For purposes of this summary, a “U.S. Holder” is a beneficial owner of shares that is a citizen or resident of the United States or a U.S. domestic corporation or that otherwise is subject to U.S. federal income taxation on a net income basis in respect of such shares.
You should consult your own tax advisors about the consequences of the acquisition, ownership, and disposition of the shares, including the relevance to your particular situation of the considerations discussed below and any consequences arising under foreign, state, local or other tax laws.

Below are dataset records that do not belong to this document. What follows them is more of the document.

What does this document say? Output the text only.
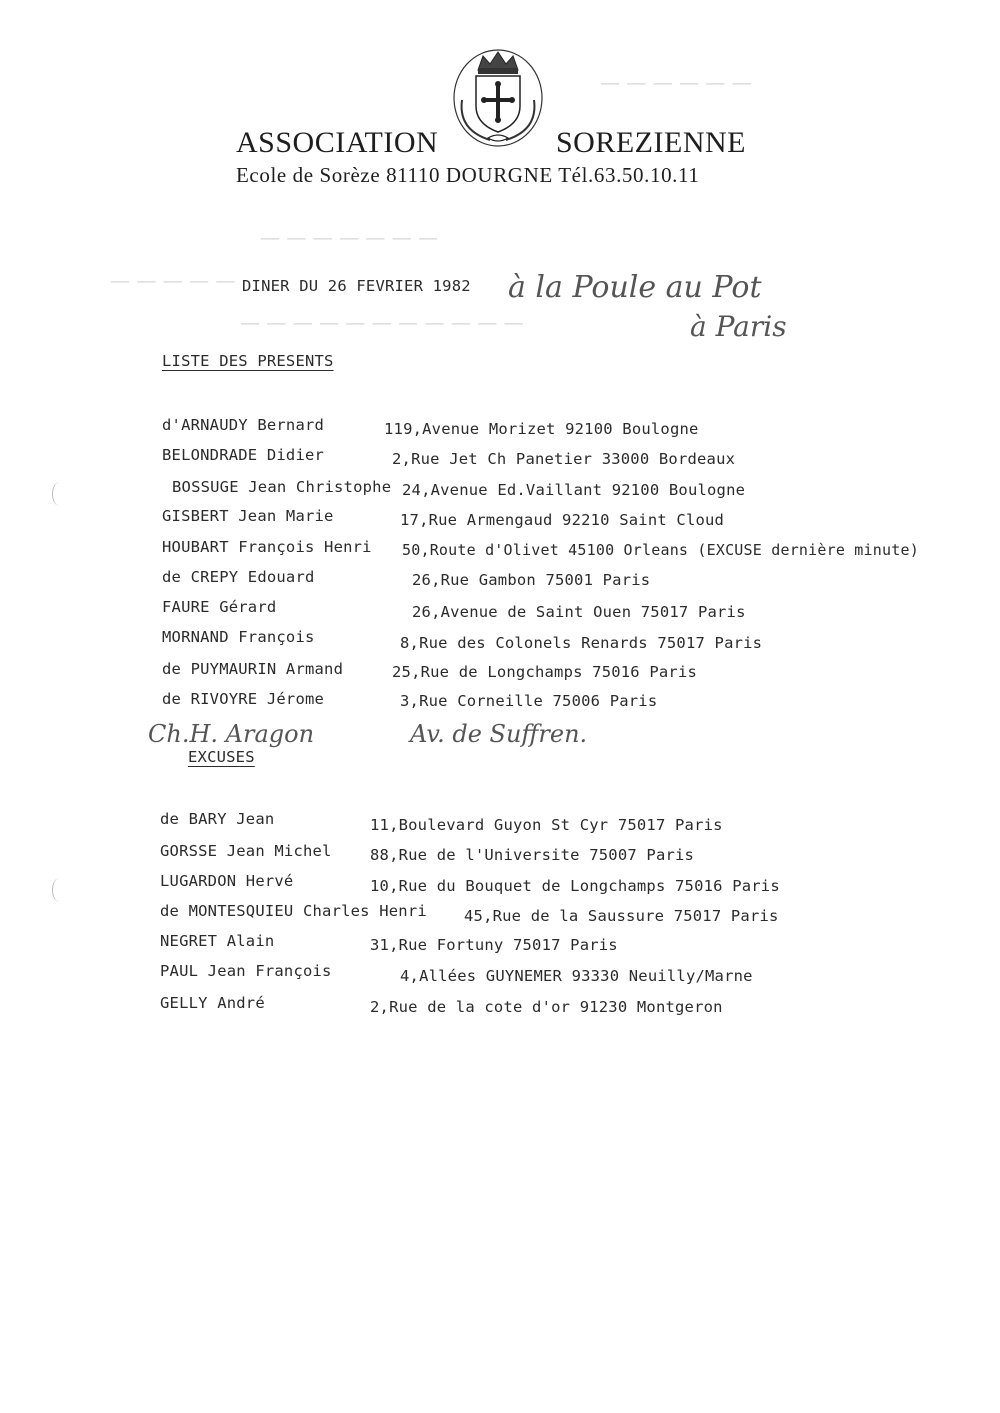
— — — — — —
— — — — — — —
— — — — —
— — — — — — — — — — —
ASSOCIATION	SOREZIENNE
Ecole de Sorèze 81110 DOURGNE Tél.63.50.10.11
DINER DU 26 FEVRIER 1982 à la Poule au Pot
à Paris
LISTE DES PRESENTS
d'ARNAUDY Bernard	119,Avenue Morizet 92100 Boulogne
BELONDRADE Didier	2,Rue Jet Ch Panetier 33000 Bordeaux
BOSSUGE Jean Christophe 24,Avenue Ed.Vaillant 92100 Boulogne
GISBERT Jean Marie	17,Rue Armengaud 92210 Saint Cloud
HOUBART François Henri 50,Route d'Olivet 45100 Orleans (EXCUSE dernière minute)
de CREPY Edouard	26,Rue Gambon 75001 Paris
FAURE Gérard	26,Avenue de Saint Ouen 75017 Paris
MORNAND François	8,Rue des Colonels Renards 75017 Paris
de PUYMAURIN Armand	25,Rue de Longchamps 75016 Paris
de RIVOYRE Jérome	3,Rue Corneille 75006 Paris
Ch.H. Aragon	Av. de Suffren.
EXCUSES
de BARY Jean	11,Boulevard Guyon St Cyr 75017 Paris
GORSSE Jean Michel 88,Rue de l'Universite 75007 Paris
LUGARDON Hervé	10,Rue du Bouquet de Longchamps 75016 Paris
de MONTESQUIEU Charles Henri 45,Rue de la Saussure 75017 Paris
NEGRET Alain	31,Rue Fortuny 75017 Paris
PAUL Jean François	4,Allées GUYNEMER 93330 Neuilly/Marne
GELLY André	2,Rue de la cote d'or 91230 Montgeron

Passive Foreign Investment Company Status
In general, as a corporation incorporated in Puerto Rico, we are treated as a foreign corporation for U.S. federal income tax purposes. We believe, and the following discussion assumes, that we were not a passive foreign investment company (“PFIC”) for our taxable year ending December 31, 2020 and that, based on the present composition of our income and assets and the manner in which we conduct our business, we will not be a PFIC in our current taxable year or in the foreseeable future. Whether we are a PFIC is a factual determination made annually, and our status could change depending, among other things, upon changes in the composition of our gross income and the relative quarterly average value of our assets. If we were a PFIC for any taxable year in which you hold shares, you generally would be subject to additional taxes on certain distributions and any gain realized from the sale or other taxable disposition of the common stock regardless of whether we continued to be a PFIC in any subsequent year. You are encouraged to consult your own tax advisor as to our status as a PFIC and the tax consequences to you of such status.